Learn About Insufficient Funds and Overdraft Fees
When you make a payment from your checking account (using your debit card, paying electronically, or even writing a check), you’re supposed to have that money available in your account when you make the payment. If you don’t, you’ve got insufficient funds, which means you’ve got problems.
What Insufficient Funds Means
Insufficient funds is a situation when your account does not have enough money available to cover a payment. For example, you might write a check or sign up for automatic electronic payments to your electric company.
When that payment hits your account (either because your biller requests the funds or deposits your check), the bank compares how much you have and how much you owe on the payment. If you don’t have sufficient funds, the bank can reject the payment: no money will leave your account, and the biller will not get paid. In some cases, your bank will allow the payment to go through – see below.
Instead of using the term insufficient funds, you might hear about bounced checks, a payment rejection, an overdrawn account, or non-sufficient funds (NSF).
What Happens Next
In many cases, your bank will cancel transactions when you don’t have enough money to cover a payment. But it gets worse.
- Fees pile up: banks charge fees when you have insufficient funds. Expect a charge of $35 or so. Also, whoever you tried to pay will most likely also charge you a fee. A business that deposits your bad check will get dinged by their bank and will pass the charges on to you. Even if you were making an electronic payment, there’s often a penalty for failed payments.

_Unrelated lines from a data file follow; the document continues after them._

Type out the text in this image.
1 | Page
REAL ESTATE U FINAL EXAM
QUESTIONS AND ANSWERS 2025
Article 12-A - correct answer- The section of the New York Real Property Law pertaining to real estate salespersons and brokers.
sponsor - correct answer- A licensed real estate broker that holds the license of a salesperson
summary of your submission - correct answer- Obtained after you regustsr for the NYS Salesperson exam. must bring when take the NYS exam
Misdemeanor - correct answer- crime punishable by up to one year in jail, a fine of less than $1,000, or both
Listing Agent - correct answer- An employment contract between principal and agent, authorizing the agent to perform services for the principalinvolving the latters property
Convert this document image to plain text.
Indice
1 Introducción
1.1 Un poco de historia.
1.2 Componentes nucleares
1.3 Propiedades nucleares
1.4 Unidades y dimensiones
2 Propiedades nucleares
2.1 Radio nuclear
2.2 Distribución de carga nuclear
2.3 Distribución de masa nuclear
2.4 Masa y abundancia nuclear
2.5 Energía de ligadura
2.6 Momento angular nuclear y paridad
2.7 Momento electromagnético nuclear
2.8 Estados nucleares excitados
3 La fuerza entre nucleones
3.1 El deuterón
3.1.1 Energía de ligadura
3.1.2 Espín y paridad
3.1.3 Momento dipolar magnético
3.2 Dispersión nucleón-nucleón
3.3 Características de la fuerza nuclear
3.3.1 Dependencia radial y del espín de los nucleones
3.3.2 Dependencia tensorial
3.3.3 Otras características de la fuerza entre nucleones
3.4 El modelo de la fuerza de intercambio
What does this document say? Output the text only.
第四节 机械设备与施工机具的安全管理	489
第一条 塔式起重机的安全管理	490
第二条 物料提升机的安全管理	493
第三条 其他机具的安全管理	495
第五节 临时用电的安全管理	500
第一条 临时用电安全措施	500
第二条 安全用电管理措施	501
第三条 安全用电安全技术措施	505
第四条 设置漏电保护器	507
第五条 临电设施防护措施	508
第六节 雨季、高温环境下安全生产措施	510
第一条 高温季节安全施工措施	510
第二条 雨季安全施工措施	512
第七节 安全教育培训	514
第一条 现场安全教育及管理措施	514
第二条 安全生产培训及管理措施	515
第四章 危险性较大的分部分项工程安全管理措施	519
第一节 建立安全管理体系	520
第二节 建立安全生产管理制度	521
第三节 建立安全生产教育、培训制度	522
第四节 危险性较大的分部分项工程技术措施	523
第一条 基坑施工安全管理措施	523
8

- Bad reputation: banks don’t like customers who overdraw their accounts (even though those customers generate a lot of revenue). They worry that the bank will eventually have to eat a bad payment and have to try and collect from the customer. Banks might close your account if you overdraw your account too often, and your name might end up in databases that track consumers with a history of writing bad checks.
- Legal and credit troubles: if you make a habit of overdrawing your account (and you’re not using overdraft protection), you can eventually end up hurting your credit scores – and you might even have legal problems if it seems like you’re intentionally spending more than you can afford to. For most people, this isn’t an issue, but it is a possibility.
Banks offer overdraft protection programs to “help” when your account balance runs low. Instead of rejecting transactions, they’ll pay them as if you had enough money, and you need to replace those funds quickly.
Overdraft protection is optional – you need to opt-in if you want it on your checking account, and it’s not necessarily a good idea to opt-in. If you don’t opt in, your debit card will be rejected if you try to make a payment that you can’t afford. In that case, you might decide to use a different card, pay cash, or do without whatever you were buying. However, if you do opt-in when you open your account, you’ll authorize the bank to charge overdraft fees and authorize purchases for more money than you have.
If you decide that you want overdraft protection, choose wisely. Old-fashioned $35 overdraft protection is rarely your best bet (if you overspend by $2, you’ll pay the full $35 fee).
- Overdraft lines of credit are less expensive than per-item overdraft fees. Instead of a flat fee, you’ll pay interest on the amount you “borrow,” which is usually less than the fee.
- Link a savings account to your checking account. Your bank will pull needed funds from savings (although there might be a flat fee of $10 or so – check with your bank).
Note that whether or not you sign up for overdraft protection, your bank might still allow payments to go through when you’re short (and charge you insufficient funds fees). Automatic recurring payments, such as utility payments or insurance premiums, will most likely be paid even if you’ve asked your bank to decline transactions when you’re out of money (but verify the process with your bank, so you know what to expect).
To avoid insufficient funds fees, keep tabs on your account, and keep some extra cash on hand.
- Monitor your accounts by logging in online or setting up alerts (or sending a quick text) with your bank. It’s a good idea to review transactions regularly anyway so that you can spot fraud early.
- Know how much you have available by balancing your account. If you keep track of your balance, any upcoming automatic payments and any holds or freezes on your account; you’ll know how much you can spend even before your bank does.